Лиза даже не рассмеялась.
– Я могу выслать тебе ссылку на сайт предлагаемых вакансий. Надеюсь, ты там что-нибудь найдешь. Только помни, что мы уже не библиотекари, теперь мы называемся специалистами по информационному обеспечению. Если нужны рекомендации, ссылайся на меня.
– Спасибо, Лиз.
Закончив разговор, я принялся ждать, когда придет по электронной почте письмо от Лизы. На углу моего стола лежал журнал. Очень интересное сочетание дневника и приходно-расходной книги бродячего цирка. Путешествующие чудеса и курьезы Пибоди. Нелепое, абсурдное название. С какой стати кто-то вывел имя моей бабушки на заднем форзаце этого журнала? Вначале речь шла о различных вещах, так или иначе связанных с управлением цирком, перечислялись городки, куда приезжала труппа Пибоди, сообщалось о вырученных деньгах и дальнейшем маршруте следования. Излишне вычурный почерк затруднял чтение записок Пибоди, однако это не мешало заметить, что в них то и дело упоминался номер, в котором принимал участие немой мальчик Амос. Конец журнала очень пострадал. Кожа на задней крышке переплета практически рассыпалась, а чернила на последних страницах расползлись, образуя бессмысленные коричневые, синие и черные кляксы. Что ни говори, а хроматография[3] и время немилосердно обошлись с ним. Листая журнал, я обнаружил, что у него было два владельца. Если в начале страницы пестрели рисунками, то к концу ничего подобного не наблюдалось. Человек, который сменил первого, ограничивался лаконичными записями, содержащими даты, названия населенных пунктов и размер дохода. То, что находилось на последних страницах, уничтожила вода.

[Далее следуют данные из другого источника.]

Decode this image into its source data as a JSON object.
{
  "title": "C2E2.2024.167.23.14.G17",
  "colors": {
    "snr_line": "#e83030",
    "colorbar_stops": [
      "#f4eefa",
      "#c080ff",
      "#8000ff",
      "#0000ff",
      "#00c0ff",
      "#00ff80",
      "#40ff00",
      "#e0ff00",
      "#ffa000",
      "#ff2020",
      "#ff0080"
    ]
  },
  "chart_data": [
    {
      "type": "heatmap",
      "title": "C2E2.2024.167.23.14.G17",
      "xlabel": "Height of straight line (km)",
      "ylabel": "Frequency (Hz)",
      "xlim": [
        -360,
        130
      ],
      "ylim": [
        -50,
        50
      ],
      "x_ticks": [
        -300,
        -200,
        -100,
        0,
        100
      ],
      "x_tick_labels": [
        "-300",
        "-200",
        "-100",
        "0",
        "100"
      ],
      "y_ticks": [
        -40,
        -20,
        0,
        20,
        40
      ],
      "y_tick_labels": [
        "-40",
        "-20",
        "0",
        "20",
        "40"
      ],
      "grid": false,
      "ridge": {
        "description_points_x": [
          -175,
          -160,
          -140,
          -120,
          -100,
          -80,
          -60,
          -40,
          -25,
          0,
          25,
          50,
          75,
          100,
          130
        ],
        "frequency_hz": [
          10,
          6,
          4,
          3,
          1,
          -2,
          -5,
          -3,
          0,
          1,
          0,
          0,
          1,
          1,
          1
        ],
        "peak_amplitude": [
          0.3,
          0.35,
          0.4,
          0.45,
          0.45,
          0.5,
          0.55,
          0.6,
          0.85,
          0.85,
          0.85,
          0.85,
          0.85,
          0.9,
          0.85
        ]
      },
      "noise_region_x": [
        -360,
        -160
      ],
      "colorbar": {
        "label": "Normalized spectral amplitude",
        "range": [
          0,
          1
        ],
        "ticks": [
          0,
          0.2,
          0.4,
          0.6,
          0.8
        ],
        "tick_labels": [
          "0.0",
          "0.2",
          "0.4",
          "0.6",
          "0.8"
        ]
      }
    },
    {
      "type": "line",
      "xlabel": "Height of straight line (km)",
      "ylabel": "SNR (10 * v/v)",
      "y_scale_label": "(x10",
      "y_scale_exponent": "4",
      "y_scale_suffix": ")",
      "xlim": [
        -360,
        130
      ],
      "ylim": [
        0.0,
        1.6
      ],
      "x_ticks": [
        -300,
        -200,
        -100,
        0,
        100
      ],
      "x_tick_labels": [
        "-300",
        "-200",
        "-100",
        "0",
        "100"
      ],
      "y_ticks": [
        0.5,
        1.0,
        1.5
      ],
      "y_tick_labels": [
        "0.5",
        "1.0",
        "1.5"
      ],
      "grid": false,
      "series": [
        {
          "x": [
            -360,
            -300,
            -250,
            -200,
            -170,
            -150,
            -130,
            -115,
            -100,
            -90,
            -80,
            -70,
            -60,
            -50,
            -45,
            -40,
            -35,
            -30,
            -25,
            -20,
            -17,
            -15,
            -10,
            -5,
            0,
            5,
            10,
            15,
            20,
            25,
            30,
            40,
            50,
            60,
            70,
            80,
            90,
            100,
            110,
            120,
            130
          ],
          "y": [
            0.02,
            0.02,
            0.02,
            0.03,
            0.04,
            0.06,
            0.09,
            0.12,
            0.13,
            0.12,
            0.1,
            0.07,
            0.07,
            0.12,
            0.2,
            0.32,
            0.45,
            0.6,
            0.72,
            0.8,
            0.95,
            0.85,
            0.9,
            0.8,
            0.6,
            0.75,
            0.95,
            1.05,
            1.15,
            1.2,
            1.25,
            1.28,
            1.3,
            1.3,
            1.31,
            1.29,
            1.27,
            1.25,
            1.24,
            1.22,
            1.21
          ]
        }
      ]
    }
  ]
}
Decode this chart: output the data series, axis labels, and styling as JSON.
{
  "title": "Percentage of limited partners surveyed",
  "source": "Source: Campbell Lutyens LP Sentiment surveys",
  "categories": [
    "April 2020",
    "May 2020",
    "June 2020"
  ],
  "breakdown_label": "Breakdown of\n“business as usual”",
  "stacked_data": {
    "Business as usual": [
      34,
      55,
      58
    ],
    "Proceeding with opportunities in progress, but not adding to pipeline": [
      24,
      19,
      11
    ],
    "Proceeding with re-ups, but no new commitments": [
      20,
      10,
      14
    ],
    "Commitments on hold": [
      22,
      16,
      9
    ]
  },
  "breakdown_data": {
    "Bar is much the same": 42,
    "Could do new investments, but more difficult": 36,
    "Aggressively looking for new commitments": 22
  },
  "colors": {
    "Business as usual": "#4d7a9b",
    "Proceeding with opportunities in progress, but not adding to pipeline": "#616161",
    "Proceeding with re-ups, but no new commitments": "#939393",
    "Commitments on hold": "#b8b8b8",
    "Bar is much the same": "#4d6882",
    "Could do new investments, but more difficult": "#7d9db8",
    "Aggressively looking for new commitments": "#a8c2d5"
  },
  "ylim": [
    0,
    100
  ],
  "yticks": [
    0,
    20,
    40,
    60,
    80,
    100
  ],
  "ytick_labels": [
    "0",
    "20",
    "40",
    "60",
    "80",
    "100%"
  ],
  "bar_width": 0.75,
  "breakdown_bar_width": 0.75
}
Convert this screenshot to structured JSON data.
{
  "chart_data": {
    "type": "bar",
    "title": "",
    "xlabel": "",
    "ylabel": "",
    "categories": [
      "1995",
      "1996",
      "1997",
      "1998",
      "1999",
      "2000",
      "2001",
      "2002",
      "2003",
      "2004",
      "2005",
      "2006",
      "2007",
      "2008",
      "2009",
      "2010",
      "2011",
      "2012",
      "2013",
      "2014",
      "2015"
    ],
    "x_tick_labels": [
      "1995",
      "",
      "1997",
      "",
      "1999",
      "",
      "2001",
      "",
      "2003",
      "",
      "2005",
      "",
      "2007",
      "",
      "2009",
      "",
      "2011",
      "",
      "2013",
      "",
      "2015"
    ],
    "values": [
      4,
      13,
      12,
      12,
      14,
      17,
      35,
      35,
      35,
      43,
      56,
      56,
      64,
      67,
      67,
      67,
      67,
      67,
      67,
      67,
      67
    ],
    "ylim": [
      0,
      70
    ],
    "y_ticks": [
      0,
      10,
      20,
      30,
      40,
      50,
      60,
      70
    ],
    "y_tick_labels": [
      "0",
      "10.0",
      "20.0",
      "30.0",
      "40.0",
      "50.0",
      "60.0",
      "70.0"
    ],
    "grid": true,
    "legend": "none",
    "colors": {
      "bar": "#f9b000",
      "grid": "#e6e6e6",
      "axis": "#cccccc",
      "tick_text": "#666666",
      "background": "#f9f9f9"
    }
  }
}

Дверь в кабинет Дженис со скрипом открылась и закрылась. Директор продолжала вызывать к себе по одному всех сотрудников библиотеки. Из кабинета вышла Марси, детский библиотекарь, и… я увидел… Незамысловатыми буквами, простыми черными чернилами было выведено: «Бесс Виссер. Утонула 24 июля 1816 года».
Я где-то слышал это имя. Более того, я помнил эту дату. Воспоминание было невольным и очень мучительным. Моя мама тоже утонула 24 июля.
– Саймон!
Алиса заглядывала мне через плечо. Выглядела она уставшей. Что ни говори, а дочь Фрэнка – симпатичная женщина. Я слишком хорошо ее знаю, чтобы восторгаться ее красотой, но вздернутый нос, острый подбородок и задумчивое выражение глаз делают Алису очень привлекательной женщиной. Для меня, впрочем, она всегда оставалась просто Алисой. Это много и ничего одновременно. Я знаком с ней всю свою сознательную жизнь. Мы видим друг друга почти каждый день, и это создает дополнительные неудобства. Трудно подобрать подходящие слова, хотя это и не нужно. У меня с Алисой ничего не может быть. Из-за Фрэнка. Из-за моих родителей.
Я провел рукой по лицу. Алиса тяжело вздохнула.
– Дженис найдет деньги, – сказал я ей.
– Она всегда находит источники финансирования, – поддержала меня Алиса. – Верь в архив.